Welk seizoen is dit? Waaraan zie je dat? 2. Bekijken van de kaft Wat is de titel van het boek? Leesteken? Wie is de schrijfster? Wie heeft het boek gemaakt? Heeft zij het boek geschreven? Wat lees je nog? Moet je in dit boek lezen? 3. Op ontdekking in het boek Zoek op www.betavzw.be ondersteuningsprenten van alle plaatsen (of van elke bladzijde één plaats) die voorkomen in het boek. Laat de cursisten de plaatsen benoemen. Geef elk groepje cursisten een aantal plaatsen en laat ze deze plaatsen zoeken in het boek. Hang vervolgens de plaatsen in de juiste volgorde op bord. 4. De personages Hang alle prenten van de personages aan het bord en/of geef het overzichtsblad met de personages (zie bijlage). Bespreek de personages eerst voor je verder kijkt in het boek. Zijn ze oud of jong? Wat doen ze? Wat gaan ze doen? Welke kleren dragen ze ? Deel vervolgens de namen van de personages uit. Geef beschrijvingen van de personen en laat de cursisten aan bord de juiste combinatie maken. De beschrijvingen kunnen van eenvoudig tot moeilijk gaan, van uitgebreid tot erg beperkt. Op bord hangen uiteindelijk de ondersteuningsprent van de lente, de uitvergrote personages en de namen van de personages. Opmerking: Werk je voor het eerst met de boeken, dan beperk je je tot een drietal duidelijke personages, best mensen. Dit hangt ook af van het niveau van je groep. Voorbeeld : De politieagent is Hugo. Het meisje met de roze rok is Ina. Danielle heeft zwart haar en draagt een gestreepte broek. Andrea gaat wandelen. Zij draagt een rugzak en een zwarte muts. 5. Het huis Verdeel de klas in 5 groepjes. Elke groep neemt het boek op de eerste bladzijde van het huis. Je hebt als leerkracht een vraagkaartje bij een aantal personages. Stel telkens dezelfde vraag Is (naam personage) bij het huis ? De cursisten antwoorden met ja of neen. Als het antwoord ja is, vraag je: 2 vreemde eend: leve de lente!

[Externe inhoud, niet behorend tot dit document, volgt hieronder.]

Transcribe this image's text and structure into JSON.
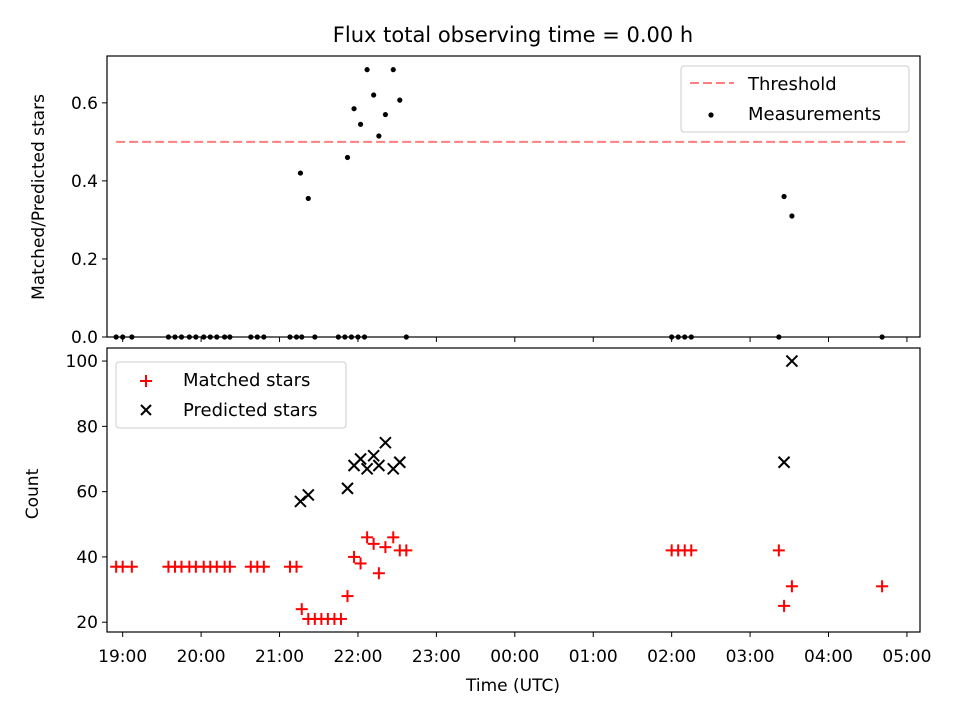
{
  "chart_data": [
    {
      "type": "scatter",
      "title": "Flux total observing time = 0.00 h",
      "xlabel": "",
      "ylabel": "Matched/Predicted stars",
      "xlim": [
        "18:48",
        "05:10"
      ],
      "ylim": [
        0,
        0.72
      ],
      "yticks": [
        0.0,
        0.2,
        0.4,
        0.6
      ],
      "ytick_labels": [
        "0.0",
        "0.2",
        "0.4",
        "0.6"
      ],
      "legend_position": "top-right",
      "threshold": {
        "name": "Threshold",
        "color": "#ff7f7f",
        "style": "dashed",
        "value": 0.5,
        "x_range": [
          "18:55",
          "05:00"
        ]
      },
      "series": [
        {
          "name": "Measurements",
          "color": "#000000",
          "marker": "dot",
          "points": [
            {
              "x": "18:55",
              "y": 0.0
            },
            {
              "x": "19:00",
              "y": 0.0
            },
            {
              "x": "19:07",
              "y": 0.0
            },
            {
              "x": "19:35",
              "y": 0.0
            },
            {
              "x": "19:40",
              "y": 0.0
            },
            {
              "x": "19:45",
              "y": 0.0
            },
            {
              "x": "19:51",
              "y": 0.0
            },
            {
              "x": "19:56",
              "y": 0.0
            },
            {
              "x": "20:02",
              "y": 0.0
            },
            {
              "x": "20:07",
              "y": 0.0
            },
            {
              "x": "20:12",
              "y": 0.0
            },
            {
              "x": "20:18",
              "y": 0.0
            },
            {
              "x": "20:22",
              "y": 0.0
            },
            {
              "x": "20:38",
              "y": 0.0
            },
            {
              "x": "20:43",
              "y": 0.0
            },
            {
              "x": "20:48",
              "y": 0.0
            },
            {
              "x": "21:08",
              "y": 0.0
            },
            {
              "x": "21:13",
              "y": 0.0
            },
            {
              "x": "21:17",
              "y": 0.0
            },
            {
              "x": "21:27",
              "y": 0.0
            },
            {
              "x": "21:45",
              "y": 0.0
            },
            {
              "x": "21:50",
              "y": 0.0
            },
            {
              "x": "21:55",
              "y": 0.0
            },
            {
              "x": "22:00",
              "y": 0.0
            },
            {
              "x": "22:05",
              "y": 0.0
            },
            {
              "x": "22:37",
              "y": 0.0
            },
            {
              "x": "21:16",
              "y": 0.42
            },
            {
              "x": "21:22",
              "y": 0.355
            },
            {
              "x": "21:52",
              "y": 0.46
            },
            {
              "x": "21:57",
              "y": 0.585
            },
            {
              "x": "22:02",
              "y": 0.545
            },
            {
              "x": "22:07",
              "y": 0.685
            },
            {
              "x": "22:12",
              "y": 0.62
            },
            {
              "x": "22:16",
              "y": 0.515
            },
            {
              "x": "22:21",
              "y": 0.57
            },
            {
              "x": "22:27",
              "y": 0.685
            },
            {
              "x": "22:32",
              "y": 0.607
            },
            {
              "x": "02:00",
              "y": 0.0
            },
            {
              "x": "02:05",
              "y": 0.0
            },
            {
              "x": "02:10",
              "y": 0.0
            },
            {
              "x": "02:15",
              "y": 0.0
            },
            {
              "x": "03:22",
              "y": 0.0
            },
            {
              "x": "03:26",
              "y": 0.36
            },
            {
              "x": "03:32",
              "y": 0.31
            },
            {
              "x": "04:41",
              "y": 0.0
            }
          ]
        }
      ]
    },
    {
      "type": "scatter",
      "title": "",
      "xlabel": "Time (UTC)",
      "ylabel": "Count",
      "xlim": [
        "18:48",
        "05:10"
      ],
      "ylim": [
        17,
        104
      ],
      "yticks": [
        20,
        40,
        60,
        80,
        100
      ],
      "ytick_labels": [
        "20",
        "40",
        "60",
        "80",
        "100"
      ],
      "xticks": [
        "19:00",
        "20:00",
        "21:00",
        "22:00",
        "23:00",
        "00:00",
        "01:00",
        "02:00",
        "03:00",
        "04:00",
        "05:00"
      ],
      "legend_position": "top-left",
      "series": [
        {
          "name": "Matched stars",
          "color": "#ff0000",
          "marker": "plus",
          "points": [
            {
              "x": "18:55",
              "y": 37
            },
            {
              "x": "19:00",
              "y": 37
            },
            {
              "x": "19:07",
              "y": 37
            },
            {
              "x": "19:35",
              "y": 37
            },
            {
              "x": "19:40",
              "y": 37
            },
            {
              "x": "19:45",
              "y": 37
            },
            {
              "x": "19:51",
              "y": 37
            },
            {
              "x": "19:56",
              "y": 37
            },
            {
              "x": "20:02",
              "y": 37
            },
            {
              "x": "20:07",
              "y": 37
            },
            {
              "x": "20:12",
              "y": 37
            },
            {
              "x": "20:18",
              "y": 37
            },
            {
              "x": "20:22",
              "y": 37
            },
            {
              "x": "20:38",
              "y": 37
            },
            {
              "x": "20:43",
              "y": 37
            },
            {
              "x": "20:48",
              "y": 37
            },
            {
              "x": "21:08",
              "y": 37
            },
            {
              "x": "21:13",
              "y": 37
            },
            {
              "x": "21:17",
              "y": 24
            },
            {
              "x": "21:22",
              "y": 21
            },
            {
              "x": "21:27",
              "y": 21
            },
            {
              "x": "21:32",
              "y": 21
            },
            {
              "x": "21:37",
              "y": 21
            },
            {
              "x": "21:42",
              "y": 21
            },
            {
              "x": "21:47",
              "y": 21
            },
            {
              "x": "21:52",
              "y": 28
            },
            {
              "x": "21:57",
              "y": 40
            },
            {
              "x": "22:02",
              "y": 38
            },
            {
              "x": "22:07",
              "y": 46
            },
            {
              "x": "22:12",
              "y": 44
            },
            {
              "x": "22:16",
              "y": 35
            },
            {
              "x": "22:21",
              "y": 43
            },
            {
              "x": "22:27",
              "y": 46
            },
            {
              "x": "22:32",
              "y": 42
            },
            {
              "x": "22:37",
              "y": 42
            },
            {
              "x": "02:00",
              "y": 42
            },
            {
              "x": "02:05",
              "y": 42
            },
            {
              "x": "02:10",
              "y": 42
            },
            {
              "x": "02:15",
              "y": 42
            },
            {
              "x": "03:22",
              "y": 42
            },
            {
              "x": "03:26",
              "y": 25
            },
            {
              "x": "03:32",
              "y": 31
            },
            {
              "x": "04:41",
              "y": 31
            }
          ]
        },
        {
          "name": "Predicted stars",
          "color": "#000000",
          "marker": "x",
          "points": [
            {
              "x": "21:16",
              "y": 57
            },
            {
              "x": "21:22",
              "y": 59
            },
            {
              "x": "21:52",
              "y": 61
            },
            {
              "x": "21:57",
              "y": 68
            },
            {
              "x": "22:02",
              "y": 70
            },
            {
              "x": "22:07",
              "y": 67
            },
            {
              "x": "22:12",
              "y": 71
            },
            {
              "x": "22:16",
              "y": 68
            },
            {
              "x": "22:21",
              "y": 75
            },
            {
              "x": "22:27",
              "y": 67
            },
            {
              "x": "22:32",
              "y": 69
            },
            {
              "x": "03:26",
              "y": 69
            },
            {
              "x": "03:32",
              "y": 100
            }
          ]
        }
      ]
    }
  ]
}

Wat doet hij/zij? Verdeel de klas dan in zes groepen. Vijf groepen hebben een boek, één groep heeft de vraagkaartjes met daarop een personage en een plaats (zie bijlage). Zo herhaal je de oefening die je net klassikaal deed. De vijf groepen hebben elk het boek open op een andere bladzijde: de boerderij, de school, de winkel, het station, het park. 6. De getallen Stel een aantal vragen waarbij je naar getallen vraagt. Zoek de vos. Hoe vaak zie je de vos? Zoek Monica, de kat. Hoe vaak zie je Monica? Zoek de ekster. Hoe vaak zie je de ekster? Hang 26, 10, 1, 0,19, 200 en 2 op bord. Zoek de getallen. Waarbij horen ze? (bus 26, datum 10, pomp 1, €0,19 per stuk, 200 meter, 2de verdieping) 7. Visuele discriminatie Geef de verschillende groepjes een situatiekaartje, ingescand op ware grootte (zie bijlage). Het derde kind mag niet meespelen. Ik mag niet mee spelen. Een bananenschil. Je mag geen bananenschil op de grond gooien. Kinderen voetballen op het voetpad. Je mag niet voetballen op het voetpad. Kruimels uit het raam gooien (dorpsplein). Je mag geen kruimels op straat gooien. Planten water geven met de buurvrouw eronder. Kijk eens, je giet op mij!!! Parkeren aan de bushalte. Je mag hier niet parkeren. Zoek hetzelfde. Wat zie je? Wat gebeurt er? Wat zeggen de mensen? De cursisten denken in groepjes over een goed antwoord. Met behulp van grammatica-ondersteuning maken we goede zinnen. 8. Een personage volgen doorheen het boek Kies één van de basisfiguren. Hang telkens de situatie op wanneer deze figuur voor het eerst en voor het laatst in het boek verschijnt. Laat de cursisten bedenken wat er gebeurt met deze persoon op de bladzijden ertussen. Schrijf dit op bord of maak notities voor jezelf. Controleer daarna samen met de cursisten of het klopt. Maak goede zinnen, eventueel met visuele grammaticale ondersteuning. In een hogere schriftelijke module of bij gealfabetiseerde cursisten kan je samen deze zinnen opbouwen en opschrijven.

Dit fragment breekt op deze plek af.